Bundesasylzentrum in Zürich West

Willkommen im Kreis 5!
Willkommen in Zürich!

Petition für eine würdevolle Unterbringung von Flüchtlingen in Zürich

Am 7. September 2016 haben die Grünen die Petition zum geplanten Bundesasylzentrum mit knapp 2'500 Unterschriften dem Zürcher Stadtrat übergeben. Gleichentags hat der Zürcher Gemeinderat zwei entsprechende Postulate der Grünen Gemeinderätin Karin Rykart unterstützt.

 

 

Hintergrund

Bis heute sind in der Öffentlichkeit praktisch ausschliesslich Personen zu Wort gekommen, die in Züri-West und noch lieber in ganz Zürich keine Flüchtlinge unterbringen wollen. Diesem medialen Übergewicht halten wir Grünen nun entgegen mit der vorgestern lancierten «Petition für eine würdevolle Unterbringung von Flüchtlingen in Zürich».

Züri-West ist bereit für eine Nachbarschaft mit dem geplanten Bundeszentrum. Die Petition gibt der Bevölkerung eine Stimme, welche Menschen in Notlage helfen und ihnen hier einen würdevollen Aufenthalt bieten wollen. Sie nennt Grundvoraussetzungen, damit das Bundesverfahrenzentrum in diesem lebendigen Quartier funktioniert und die Stadt Zürich diesen Menschen tatsächlich einen würdigeren Aufenthalt als andere Gemeinden gewährleisten kann.

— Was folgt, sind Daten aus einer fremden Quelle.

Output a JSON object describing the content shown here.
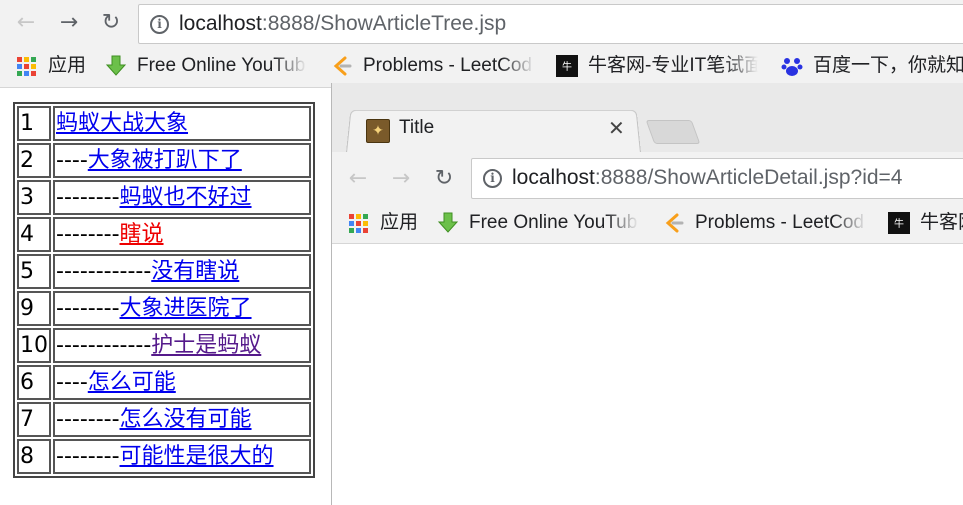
{
  "main_browser": {
    "url_host": "localhost",
    "url_rest": ":8888/ShowArticleTree.jsp",
    "bookmarks": [
      {
        "label": "应用",
        "icon": "apps-grid-icon"
      },
      {
        "label": "Free Online YouTub",
        "icon": "download-arrow-icon"
      },
      {
        "label": "Problems - LeetCod",
        "icon": "leetcode-icon"
      },
      {
        "label": "牛客网-专业IT笔试面",
        "icon": "nowcoder-icon"
      },
      {
        "label": "百度一下，你就知道",
        "icon": "baidu-paw-icon"
      }
    ]
  },
  "articles": [
    {
      "id": "1",
      "prefix": "",
      "title": "蚂蚁大战大象",
      "state": "link"
    },
    {
      "id": "2",
      "prefix": "----",
      "title": "大象被打趴下了",
      "state": "link"
    },
    {
      "id": "3",
      "prefix": "--------",
      "title": "蚂蚁也不好过",
      "state": "link"
    },
    {
      "id": "4",
      "prefix": "--------",
      "title": "瞎说",
      "state": "active"
    },
    {
      "id": "5",
      "prefix": "------------",
      "title": "没有瞎说",
      "state": "link"
    },
    {
      "id": "9",
      "prefix": "--------",
      "title": "大象进医院了",
      "state": "link"
    },
    {
      "id": "10",
      "prefix": "------------",
      "title": "护士是蚂蚁",
      "state": "visited"
    },
    {
      "id": "6",
      "prefix": "----",
      "title": "怎么可能",
      "state": "link"
    },
    {
      "id": "7",
      "prefix": "--------",
      "title": "怎么没有可能",
      "state": "link"
    },
    {
      "id": "8",
      "prefix": "--------",
      "title": "可能性是很大的",
      "state": "link"
    }
  ],
  "popup": {
    "tab_title": "Title",
    "url_host": "localhost",
    "url_rest": ":8888/ShowArticleDetail.jsp?id=4",
    "bookmarks": [
      {
        "label": "应用",
        "icon": "apps-grid-icon"
      },
      {
        "label": "Free Online YouTub",
        "icon": "download-arrow-icon"
      },
      {
        "label": "Problems - LeetCod",
        "icon": "leetcode-icon"
      },
      {
        "label": "牛客网",
        "icon": "nowcoder-icon"
      }
    ]
  },
  "colors": {
    "link": "#0000ee",
    "active_link": "#ee0000",
    "visited_link": "#551a8b"
  }
}
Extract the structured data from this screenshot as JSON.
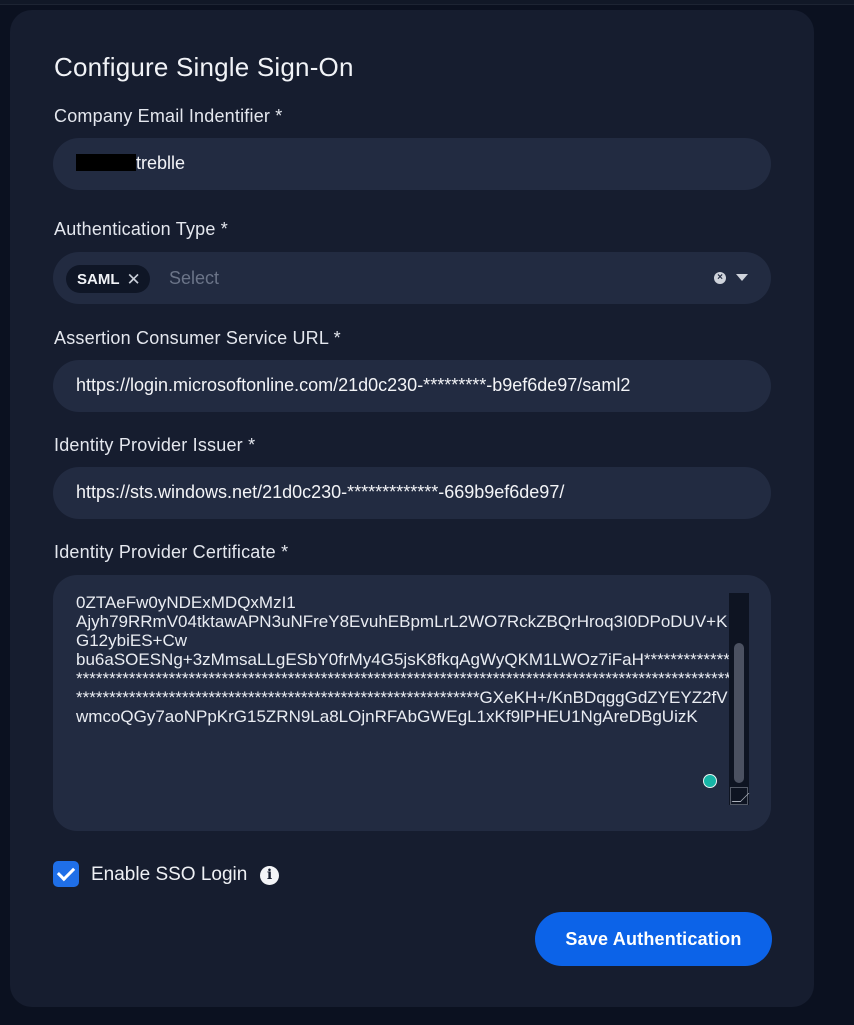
{
  "form": {
    "title": "Configure Single Sign-On",
    "email": {
      "label": "Company Email Indentifier *",
      "value": "treblle"
    },
    "auth_type": {
      "label": "Authentication Type *",
      "selected_chip": "SAML",
      "chip_remove": "✕",
      "placeholder": "Select"
    },
    "acs_url": {
      "label": "Assertion Consumer Service URL *",
      "value": "https://login.microsoftonline.com/21d0c230-*********-b9ef6de97/saml2"
    },
    "issuer": {
      "label": "Identity Provider Issuer *",
      "value": "https://sts.windows.net/21d0c230-*************-669b9ef6de97/"
    },
    "certificate": {
      "label": "Identity Provider Certificate *",
      "value": "0ZTAeFw0yNDExMDQxMzI1\nAjyh79RRmV04tktawAPN3uNFreY8EvuhEBpmLrL2WO7RckZBQrHroq3I0DPoDUV+KG12ybiES+Cw\nbu6aSOESNg+3zMmsaLLgESbY0frMy4G5jsK8fkqAgWyQKM1LWOz7iFaH*****************************************************************************************************************************************************************************GXeKH+/KnBDqggGdZYEYZ2fVwmcoQGy7aoNPpKrG15ZRN9La8LOjnRFAbGWEgL1xKf9lPHEU1NgAreDBgUizK"
    },
    "enable_sso": {
      "label": "Enable SSO Login",
      "checked": true
    },
    "save_label": "Save Authentication"
  },
  "colors": {
    "accent": "#0c63e8",
    "background": "#0b1120",
    "card": "#161d2f",
    "input": "#222b41"
  },
  "icons": {
    "chip_remove": "close-icon",
    "clear": "clear-icon",
    "dropdown": "chevron-down-icon",
    "info": "info-icon",
    "check": "check-icon"
  }
}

  • Bewegungsfreiheit für die BewohnerInnen des Zentrums
  • Keine Umzäunung des Areals
  • Genügend  Privatsphäre für alle BewohnerInnen 
  • Schulräume für Kinder in öffentlichen Schulhäusern
  • Deutschkurse, Beschäftigungs- und Bildungsmöglichkeiten
  • gut ausgebildetes Personal

Wir Grünen setzen uns dafür ein, den Schaden, der durch die diversen Asylgesetzverschärfungen angerichtet worden ist, möglichst in Grenzen zu halten. Zürich kann jetzt z.B. mit dem geplanten Bundesasylzentrum im Kreis 5 ganz konkret die dortigen Wohnverhältnisse gestalten. Nur wenn die Stadt diesen Spielraum auch ausnützt, lohnt es sich, ein solches Bundeszentrum in der Stadt zu errichten. Dazu haben wir Grünen ein Positionspapier verabschiedet und werden im Gemeinderat Vorstösse mit den genannten Forderungen einreichen. Wir halten jedoch auch fest, dass wir diesen Bundeszentren nach wie vor mehr als kritisch gegenüberstehen.